Over the past weeks we have been following threads that come from several questions that Greg and I have been asking. Our questions are like this:

  1. How come people keep trying and failing to copy what Toyota has done?
  2. Is Toyota really that good? Or does the spotty record of wanna-be copiers indicative of a half-baked theory? Does it work in Japan, but not here?
  3. How disastrously bad is their competition in the automobile industry? Is that why they are taking over the #1 spot globally, and winning so handily?
  4. What are people in the automobile industry watching that they keep (apparently) missing the beef? We think that they are not stupid people; then then they must be trapped in a really bad story about how the world works, and must be misunderstanding what Toyota has been doing.

One of the conversations that Greg and I have says that we are playing out different stories. We fell in love with cars in different ways than did the Japanese. Their national story about extraordinary human beings has in its background the Samurai tradition – in which, among other things, people surrender to disciplines and traditions, and build excellence out of time and practice. In the US, we fell in love with cars as part of our exploration of the dimensions of freedom. It is still a rite of initiation in this country for a young person to reach the age of 16, be licensed, and move towards owning a car. This is a nation of people who escaped from other tribes and refused to be dominated. Kind of the opposite of Toyota. We think, however, that it is possible to build a version of the Toyota Production System that fits with our impatient, freedom-loving, entrepreneurial and strongly independent way of being.

What do you think?

What do our questions provoke for you?

One thought on “The Toyota Dilemma

  1. Robert Wilson

    Generally the gap between Toyota and General Motors in the Manufacturing plants has been largely closed. The tremendous gaps in productivity (hours per vehicle) and quality do not exist like they did 10 years ago. The tremendous gaps that exist now are in the structure of the dealerships and the productivity of the non-manufacturing processes like product development. Here there is very little in terms of “what and how” Toyota does work. The Toyota Production System is viewed almost exclusively from the viewpoint of the manufacturing plants and there has been a great deal of work and progress toward creating parity there.
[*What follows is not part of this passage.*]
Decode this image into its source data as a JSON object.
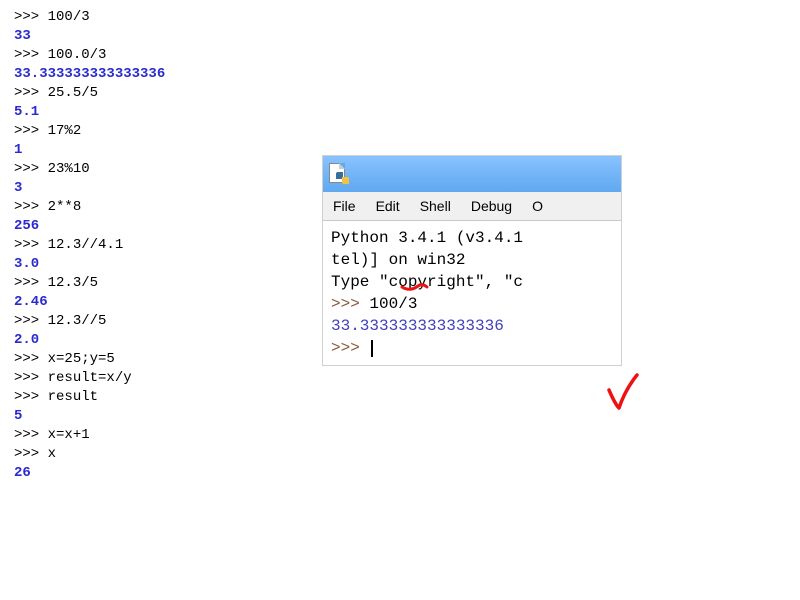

What is left now is closing the gaps in how we work with this massive network of dealerships (who by the way are not part of General Motors – they are separate companies) and the legacy of coordination internally that is the precursor of everything that occurs in the manufacturing plants. You find very little in terms of what is to be done there when you read works like The Machine that Changed the World, Lean Thinking, Taichi Ohno’s Toyota Production System, etc. This domain requires new design conversations and new ways to enable effective coordination.